4. Distribution patterns and the ecological mechanisms of soil microorganism in typical ecosystems: Biogeography is the study of the distribution of biodiversity over space and time. For decades, knowledge about the biogeography of organisms has been a focus in ecological research, including the mechanisms that generate and maintain diversity. It has been shown that macroorganisms have obvious zonal distributions along gradients of water and energy. Whether or not microorganisms follow similar distribution patterns to macroorganisms is still a matter of debate,although we have benefited from recent advances in molecular biological techniques which make it possible to examine geographic distributions of microbes.Understanding the patterns and determinants of species turnover between two or more sites, often referred to as beta diversity, is one of the central goals of community ecology and has long been a focus of studies of biodiversity. The PCoA analysis indicated beta-diversity of plant and soil microbial community was significantly different among three ecosystems.
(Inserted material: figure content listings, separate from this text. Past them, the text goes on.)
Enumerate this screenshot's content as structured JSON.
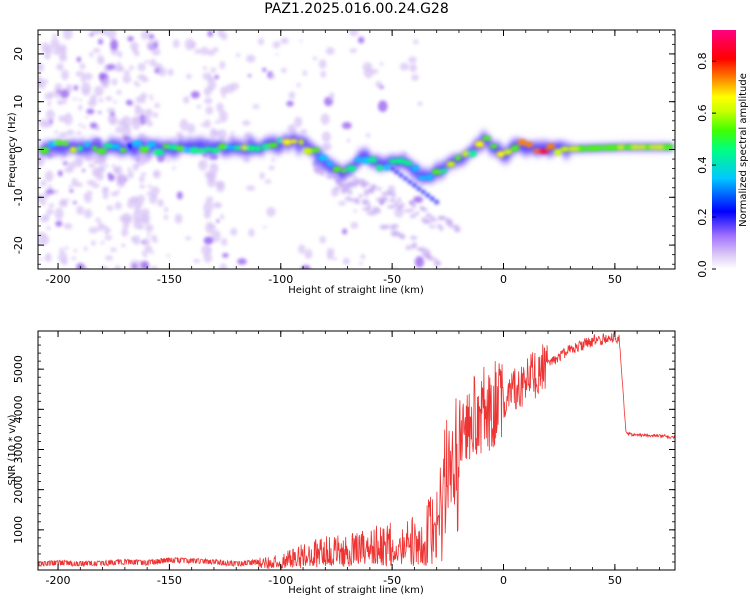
{
  "title": "PAZ1.2025.016.00.24.G28",
  "colors": {
    "snr_line": "#ee3333",
    "colormap": [
      "#ffffff",
      "#dcc8f5",
      "#a070ff",
      "#0000ff",
      "#00c8ff",
      "#00ff80",
      "#40ff00",
      "#c8ff00",
      "#ffff00",
      "#ff8000",
      "#ff0000",
      "#ff0080"
    ]
  },
  "chart_data": [
    {
      "type": "heatmap",
      "xlabel": "Height of straight line (km)",
      "ylabel": "Frequency (Hz)",
      "xlim": [
        -209,
        77
      ],
      "ylim": [
        -25,
        25
      ],
      "xticks": [
        -200,
        -150,
        -100,
        -50,
        0,
        50
      ],
      "yticks": [
        -20,
        -10,
        0,
        10,
        20
      ],
      "grid": false,
      "colorbar": {
        "label": "Normalized spectral amplitude",
        "range": [
          0.0,
          0.92
        ],
        "ticks": [
          0.0,
          0.2,
          0.4,
          0.6,
          0.8
        ]
      },
      "ridge_points": [
        {
          "x": -205,
          "y": 0.5,
          "v": 0.4
        },
        {
          "x": -195,
          "y": 0.8,
          "v": 0.55
        },
        {
          "x": -185,
          "y": 0.3,
          "v": 0.45
        },
        {
          "x": -175,
          "y": 0.6,
          "v": 0.5
        },
        {
          "x": -165,
          "y": 0.5,
          "v": 0.4
        },
        {
          "x": -155,
          "y": 0.2,
          "v": 0.5
        },
        {
          "x": -145,
          "y": 0.4,
          "v": 0.45
        },
        {
          "x": -135,
          "y": 0.5,
          "v": 0.5
        },
        {
          "x": -125,
          "y": 0.3,
          "v": 0.45
        },
        {
          "x": -115,
          "y": 0.5,
          "v": 0.5
        },
        {
          "x": -105,
          "y": 0.8,
          "v": 0.45
        },
        {
          "x": -95,
          "y": 1.8,
          "v": 0.6
        },
        {
          "x": -88,
          "y": 0.5,
          "v": 0.7
        },
        {
          "x": -80,
          "y": -2.5,
          "v": 0.5
        },
        {
          "x": -72,
          "y": -5.0,
          "v": 0.5
        },
        {
          "x": -62,
          "y": -1.5,
          "v": 0.45
        },
        {
          "x": -55,
          "y": -3.5,
          "v": 0.5
        },
        {
          "x": -45,
          "y": -2.0,
          "v": 0.45
        },
        {
          "x": -35,
          "y": -6.0,
          "v": 0.45
        },
        {
          "x": -25,
          "y": -3.5,
          "v": 0.5
        },
        {
          "x": -15,
          "y": -0.5,
          "v": 0.55
        },
        {
          "x": -8,
          "y": 2.0,
          "v": 0.6
        },
        {
          "x": 0,
          "y": -1.0,
          "v": 0.6
        },
        {
          "x": 8,
          "y": 0.8,
          "v": 0.75
        },
        {
          "x": 20,
          "y": 0.0,
          "v": 0.85
        },
        {
          "x": 35,
          "y": 0.2,
          "v": 0.55
        },
        {
          "x": 55,
          "y": 0.5,
          "v": 0.6
        },
        {
          "x": 75,
          "y": 0.5,
          "v": 0.6
        }
      ]
    },
    {
      "type": "line",
      "xlabel": "Height of straight line (km)",
      "ylabel": "SNR (10 * v/v)",
      "xlim": [
        -209,
        77
      ],
      "ylim": [
        0,
        5950
      ],
      "xticks": [
        -200,
        -150,
        -100,
        -50,
        0,
        50
      ],
      "yticks": [
        1000,
        2000,
        3000,
        4000,
        5000
      ],
      "grid": false,
      "series": [
        {
          "name": "",
          "x": [
            -209,
            -200,
            -190,
            -180,
            -170,
            -160,
            -150,
            -140,
            -130,
            -120,
            -110,
            -100,
            -90,
            -80,
            -70,
            -60,
            -50,
            -40,
            -35,
            -30,
            -25,
            -22,
            -20,
            -15,
            -10,
            -5,
            0,
            10,
            20,
            30,
            40,
            50,
            52,
            55,
            60,
            70,
            77
          ],
          "y": [
            150,
            180,
            160,
            170,
            200,
            180,
            250,
            230,
            200,
            150,
            200,
            250,
            450,
            550,
            650,
            700,
            800,
            900,
            1000,
            1600,
            2800,
            3000,
            3400,
            3800,
            4000,
            4100,
            4300,
            4700,
            5100,
            5500,
            5700,
            5800,
            5750,
            3400,
            3350,
            3350,
            3300
          ]
        }
      ]
    }
  ]
}
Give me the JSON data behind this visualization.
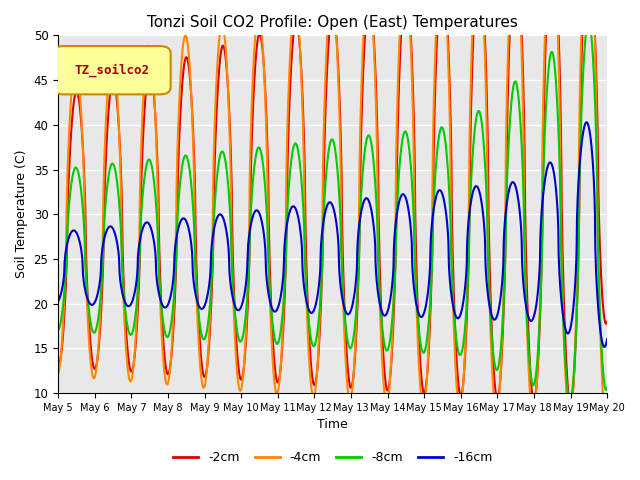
{
  "title": "Tonzi Soil CO2 Profile: Open (East) Temperatures",
  "xlabel": "Time",
  "ylabel": "Soil Temperature (C)",
  "ylim": [
    10,
    50
  ],
  "background_color": "#e8e8e8",
  "grid_color": "white",
  "legend_box_label": "TZ_soilco2",
  "legend_box_color": "#ffff99",
  "legend_box_edge": "#cc8800",
  "series_colors": [
    "#dd0000",
    "#ff8800",
    "#00cc00",
    "#0000cc"
  ],
  "series_labels": [
    "-2cm",
    "-4cm",
    "-8cm",
    "-16cm"
  ],
  "tick_labels": [
    "May 5",
    "May 6",
    "May 7",
    "May 8",
    "May 9",
    "May 10",
    "May 11",
    "May 12",
    "May 13",
    "May 14",
    "May 15",
    "May 16",
    "May 17",
    "May 18",
    "May 19",
    "May 20"
  ],
  "tick_positions": [
    0,
    1,
    2,
    3,
    4,
    5,
    6,
    7,
    8,
    9,
    10,
    11,
    12,
    13,
    14,
    15
  ],
  "yticks": [
    10,
    15,
    20,
    25,
    30,
    35,
    40,
    45,
    50
  ]
}
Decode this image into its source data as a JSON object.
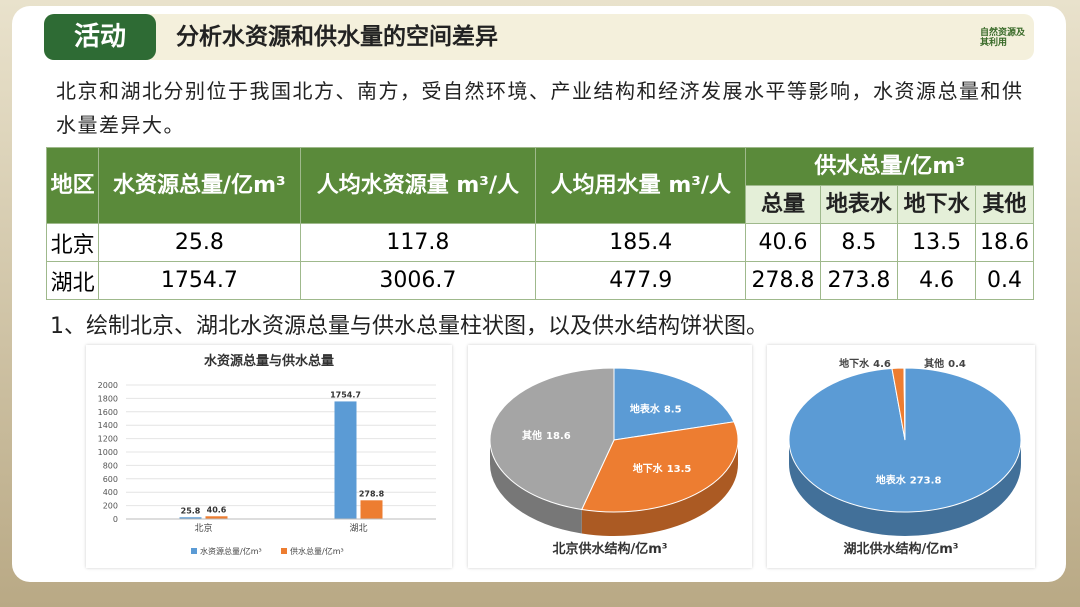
{
  "header": {
    "badge": "活动",
    "title": "分析水资源和供水量的空间差异",
    "logo": "自然资源及其利用"
  },
  "intro": "北京和湖北分别位于我国北方、南方，受自然环境、产业结构和经济发展水平等影响，水资源总量和供水量差异大。",
  "table": {
    "headers": [
      "地区",
      "水资源总量/亿m³",
      "人均水资源量 m³/人",
      "人均用水量 m³/人",
      "供水总量/亿m³"
    ],
    "subheaders": [
      "总量",
      "地表水",
      "地下水",
      "其他"
    ],
    "rows": [
      [
        "北京",
        25.8,
        117.8,
        185.4,
        40.6,
        8.5,
        13.5,
        18.6
      ],
      [
        "湖北",
        1754.7,
        3006.7,
        477.9,
        278.8,
        273.8,
        4.6,
        0.4
      ]
    ]
  },
  "task": "1、绘制北京、湖北水资源总量与供水总量柱状图，以及供水结构饼状图。",
  "chart_data": [
    {
      "type": "bar",
      "title": "水资源总量与供水总量",
      "categories": [
        "北京",
        "湖北"
      ],
      "series": [
        {
          "name": "水资源总量/亿m³",
          "color": "#5b9bd5",
          "values": [
            25.8,
            1754.7
          ]
        },
        {
          "name": "供水总量/亿m³",
          "color": "#ed7d31",
          "values": [
            40.6,
            278.8
          ]
        }
      ],
      "ylim": [
        0,
        2000
      ],
      "yticks": [
        0,
        200,
        400,
        600,
        800,
        1000,
        1200,
        1400,
        1600,
        1800,
        2000
      ],
      "grid": true,
      "legend": "bottom"
    },
    {
      "type": "pie",
      "title": "北京供水结构/亿m³",
      "categories": [
        "地表水",
        "地下水",
        "其他"
      ],
      "values": [
        8.5,
        13.5,
        18.6
      ],
      "colors": [
        "#5b9bd5",
        "#ed7d31",
        "#a5a5a5"
      ]
    },
    {
      "type": "pie",
      "title": "湖北供水结构/亿m³",
      "categories": [
        "地表水",
        "地下水",
        "其他"
      ],
      "values": [
        273.8,
        4.6,
        0.4
      ],
      "colors": [
        "#5b9bd5",
        "#ed7d31",
        "#a5a5a5"
      ]
    }
  ]
}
Furthmore, beta diversity of soil microbial community has a positive correlationship with plant, which showed the below-ground diversity (the diversity of soil microbial community) would related to the complexity of above-ground (the diversity of plant). Besides, microbial beta diversity showed a positive correlated with geographic and environmental ditance, which stated a obviously distance-decay relationship or environmental filting process. We also detected that there was positive relationship between environmental and geographic distance. In order to decided the main driving factors, SEM analysis was applied. The results indicated beta diversity of soil microbial community was mainly impacted by climate factors, which showed a clear enviromental filting effect.
In this thesis, structure and distribution patterns of soil microorganisms were similar with macroorganism, and influenced by both spatial and environmental factors.Knowledge of the distribution patterns of soil archaea and bacteria, the driving mechanisms in different nvirionmental conditions and the relative influence of environmental and spatial factors could improve our understanding of soil processes mediated by microorganisms, structuring a framework for microbial ecology and also provide theoretical foundation for management and regulation of terrestrial ecosystems.